Trabalhadores ao redor do mundo estão aglomerando-se em igrejas pentecostais, que oferecem não apenas um guia espiritual, como também apoio material. Esta é uma má notícia, uma vez que o apogeu do pentecostalismo está atrelado ao emergente movimento da extrema direita.

Em 2019, o pastor sul-africano Alph Lukau conquistou a infame fama mundial com um vídeo viral onde ele “ressuscitou” um homem (claramente vivo) dos mortos. A façanha caricatural foi o culminar de uma corrida armamentista profética – um grupo de jovens pregadores do país vinha incorporando práticas cada vez mais extremas em seus cultos para capitalizar a raiva e a desesperança de toda uma geração.

O “professor” Lesego Daniel afirmou ter o dom de transformar “gasolina em abacaxi”, incentivando sua congregação a beber o produto como uma espécie de comunhão. Um de seus protegidos, o pastor Lethebo Rabalago, foi apelidado de “Profeta da Perdição” por pulverizar os fiéis com uma marca de inseticida para ajudar a expulsar demônios. Enquanto isso, o profeta Penuel Mnguni pisoteava os congregados seminus e os fazia comer cobras vivas enquanto os livrava do mal.

Forasteiros podem instintivamente procurar pelo Ki-suco envenenado, mas isso não é um culto apocalíptico. É uma expressão sul-africana excepcionalmente moderna e extrema do cristianismo pentecostal – uma fé que é, pelo menos por conversões, a religião que mais cresce na terra, com 600 milhões de seguidores e continua aumentando.

“No Brasil, os pentecostais aumentaram de 3% da população brasileira em 1980 para mais de 30% hoje – derrubando 500 anos de domínio católico em apenas algumas décadas.”

O que Mnguni rotulou de “Igreja do Horror” pode parecer um mundo distante do cristianismo, como muitas pessoas o conhecem, mas esse é o ponto principal.

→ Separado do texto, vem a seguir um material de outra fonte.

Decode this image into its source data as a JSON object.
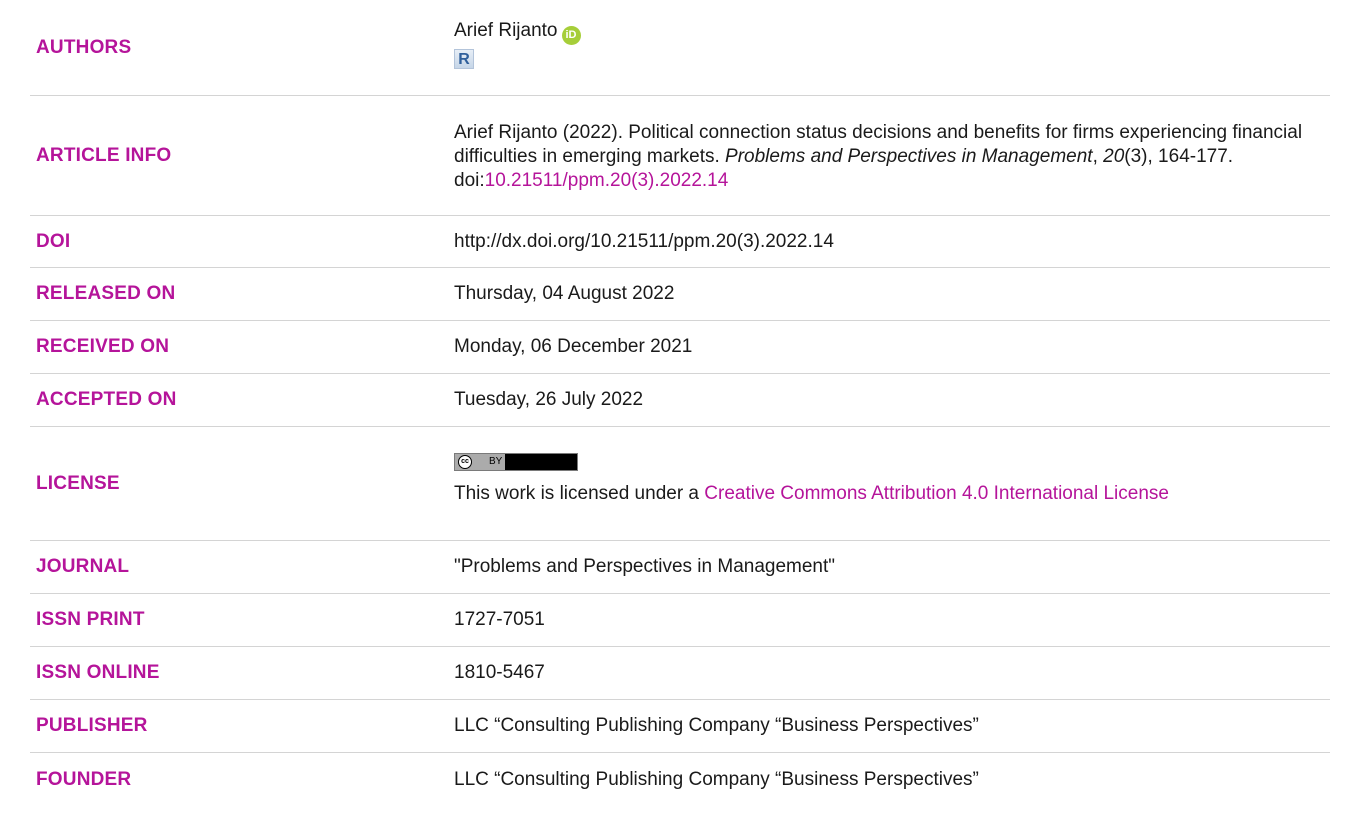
{
  "labels": {
    "authors": "AUTHORS",
    "article_info": "ARTICLE INFO",
    "doi": "DOI",
    "released_on": "RELEASED ON",
    "received_on": "RECEIVED ON",
    "accepted_on": "ACCEPTED ON",
    "license": "LICENSE",
    "journal": "JOURNAL",
    "issn_print": "ISSN PRINT",
    "issn_online": "ISSN ONLINE",
    "publisher": "PUBLISHER",
    "founder": "FOUNDER"
  },
  "authors": {
    "name": "Arief Rijanto",
    "orcid_icon": "iD",
    "researcher_icon": "R"
  },
  "article_info": {
    "citation_main": "Arief Rijanto (2022). Political connection status decisions and benefits for firms experiencing financial difficulties in emerging markets. ",
    "journal_italic": "Problems and Perspectives in Management",
    "sep1": ", ",
    "volume_italic": "20",
    "issue_pages": "(3), 164-177. doi:",
    "doi_link": "10.21511/ppm.20(3).2022.14"
  },
  "doi": "http://dx.doi.org/10.21511/ppm.20(3).2022.14",
  "released_on": "Thursday, 04 August 2022",
  "received_on": "Monday, 06 December 2021",
  "accepted_on": "Tuesday, 26 July 2022",
  "license": {
    "badge_cc": "cc",
    "badge_by": "BY",
    "text": "This work is licensed under a ",
    "link": "Creative Commons Attribution 4.0 International License"
  },
  "journal": "\"Problems and Perspectives in Management\"",
  "issn_print": "1727-7051",
  "issn_online": "1810-5467",
  "publisher": "LLC “Consulting Publishing Company “Business Perspectives”",
  "founder": "LLC “Consulting Publishing Company “Business Perspectives”",
  "colors": {
    "accent": "#b5149a",
    "divider": "#d4d4d4",
    "orcid": "#a6ce39"
  }
}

Os jovens pregadores mais loucos, populares e ricos do Sul do continente africano não seguem as regras, e suas congregações os amam por isso. O novo pentecostalismo é um dedo do meio direto bem na cara de todas as instituições que falharam com eles. E esta está se tornando a fé dos trabalhadores pobres do mundo.

Saúde e riqueza

De cerca de 2 bilhões de cristãos em todo o mundo, mais de um quarto são agora congregados à igrejas pentecostais, diante de apenas 6% em 1980. Prevê-se que em 2050, um bilhão de pessoas – ou um em cada dez de nós – estará dentro dessa igreja. Nada mal para um movimento iniciado em Los Angeles em 1906 pelo filho de escravos libertos, há muito considerado o filho bastardo do cristianismo.

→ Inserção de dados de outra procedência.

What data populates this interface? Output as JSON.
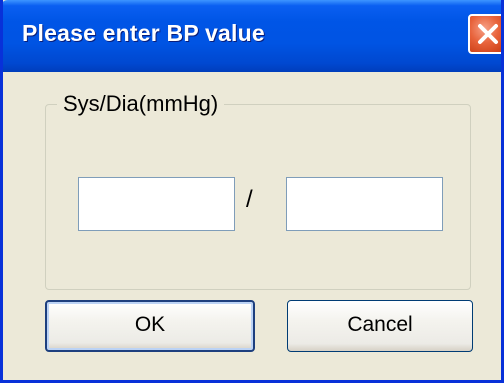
{
  "window": {
    "title": "Please enter BP value"
  },
  "titlebar_buttons": {
    "close_icon": "close-icon"
  },
  "group": {
    "label": "Sys/Dia(mmHg)",
    "separator": "/",
    "systolic_value": "",
    "diastolic_value": ""
  },
  "buttons": {
    "ok_label": "OK",
    "cancel_label": "Cancel"
  },
  "colors": {
    "titlebar": "#0054e3",
    "window_bg": "#ece9d8",
    "close_button": "#e8633b"
  }
}
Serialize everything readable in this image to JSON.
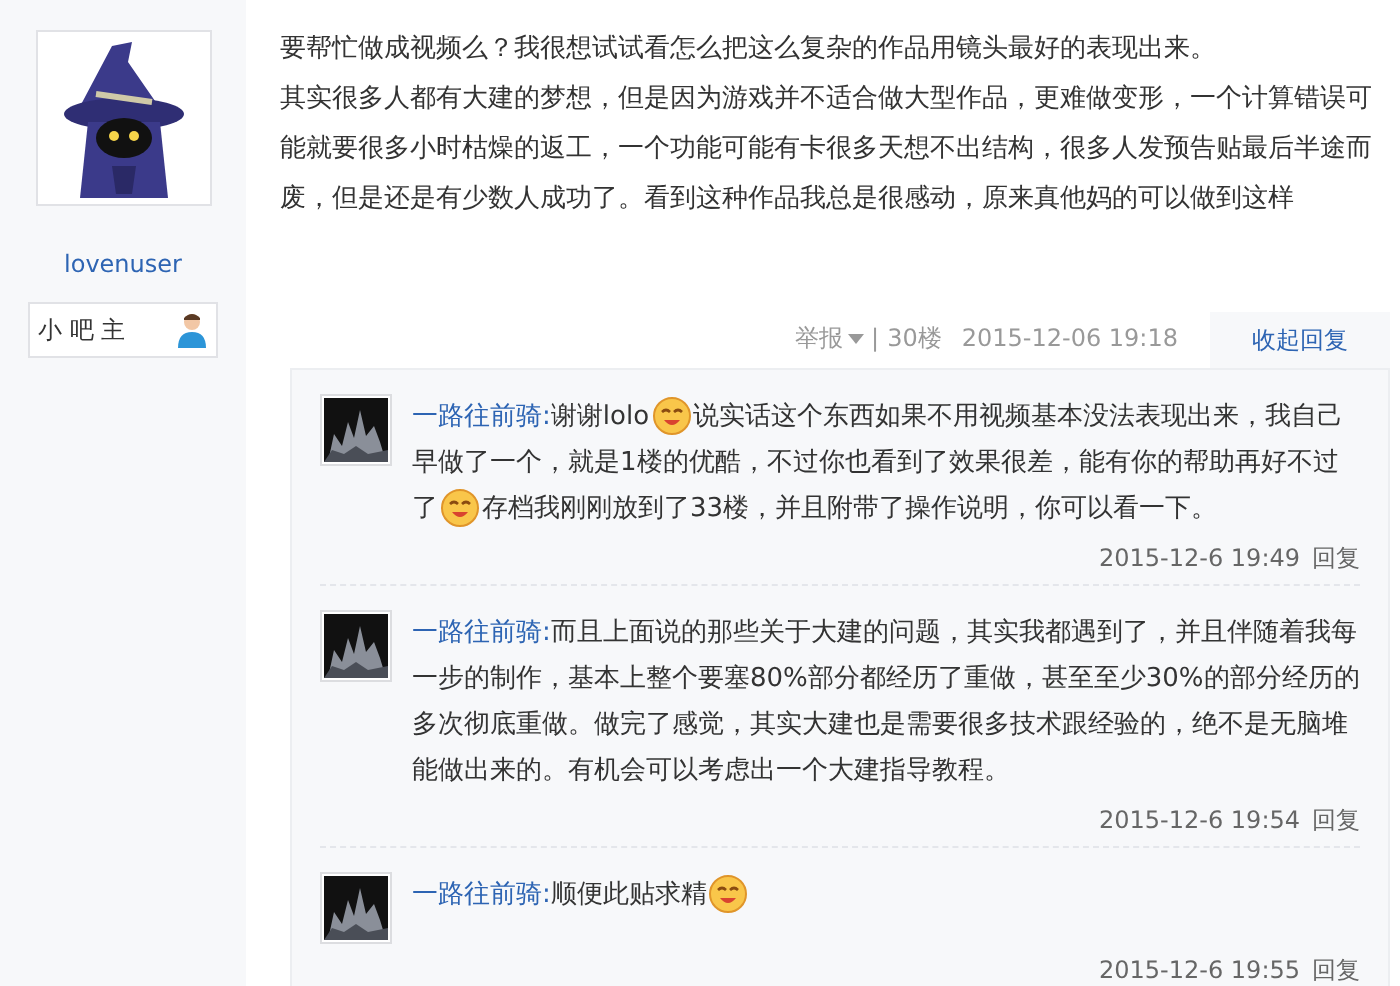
{
  "author": {
    "name": "lovenuser",
    "badge": "小 吧 主"
  },
  "post": {
    "paragraphs": [
      "要帮忙做成视频么？我很想试试看怎么把这么复杂的作品用镜头最好的表现出来。",
      "其实很多人都有大建的梦想，但是因为游戏并不适合做大型作品，更难做变形，一个计算错误可能就要很多小时枯燥的返工，一个功能可能有卡很多天想不出结构，很多人发预告贴最后半途而废，但是还是有少数人成功了。看到这种作品我总是很感动，原来真他妈的可以做到这样"
    ],
    "report": "举报",
    "separator": "|",
    "floor": "30楼",
    "time": "2015-12-06 19:18",
    "toggle": "收起回复"
  },
  "replies": [
    {
      "user": "一路往前骑:",
      "time": "2015-12-6 19:49",
      "reply": "回复",
      "segments": [
        {
          "kind": "text",
          "text": "谢谢lolo"
        },
        {
          "kind": "emoticon"
        },
        {
          "kind": "text",
          "text": "说实话这个东西如果不用视频基本没法表现出来，我自己早做了一个，就是1楼的优酷，不过你也看到了效果很差，能有你的帮助再好不过了"
        },
        {
          "kind": "emoticon"
        },
        {
          "kind": "text",
          "text": "存档我刚刚放到了33楼，并且附带了操作说明，你可以看一下。"
        }
      ]
    },
    {
      "user": "一路往前骑:",
      "time": "2015-12-6 19:54",
      "reply": "回复",
      "segments": [
        {
          "kind": "text",
          "text": "而且上面说的那些关于大建的问题，其实我都遇到了，并且伴随着我每一步的制作，基本上整个要塞80%部分都经历了重做，甚至至少30%的部分经历的多次彻底重做。做完了感觉，其实大建也是需要很多技术跟经验的，绝不是无脑堆能做出来的。有机会可以考虑出一个大建指导教程。"
        }
      ]
    },
    {
      "user": "一路往前骑:",
      "time": "2015-12-6 19:55",
      "reply": "回复",
      "segments": [
        {
          "kind": "text",
          "text": "顺便此贴求精"
        },
        {
          "kind": "emoticon"
        }
      ]
    }
  ]
}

O pentecostalismo é um ramo do cristianismo evangélico. Seus adeptos são primeiro nascidos de novo, aceitando Jesus como seu Senhor e Salvador, e então repletos pelo Espírito Santo, recebendo dons que incluem milagres, profecias e falar em línguas diferentes. Muitos pentecostais não adotam o rótulo, mas sua prática guiada pelo Espírito ou carismática, mesmo que varie marcadamente ao redor do mundo, é inconfundível.

O pentecostalismo atraiu mulheres, migrantes, afro-americanos e pobres desde o início. Seu surgimento como a principal fé de escolha para os trabalhadores pobres do mundo é, em grande parte, devido à sua abordagem doutrinária de “saúde e riqueza” – experiência direta e interação pessoal com a presença de Deus e seus milagres, trazendo sucesso nas questões da mente, corpo, espírito e dinheiro.

“As igrejas estão se tornando seus próprios Estados dentro dos Estados, onde os dízimos são efetivamente uma forma de tributação.”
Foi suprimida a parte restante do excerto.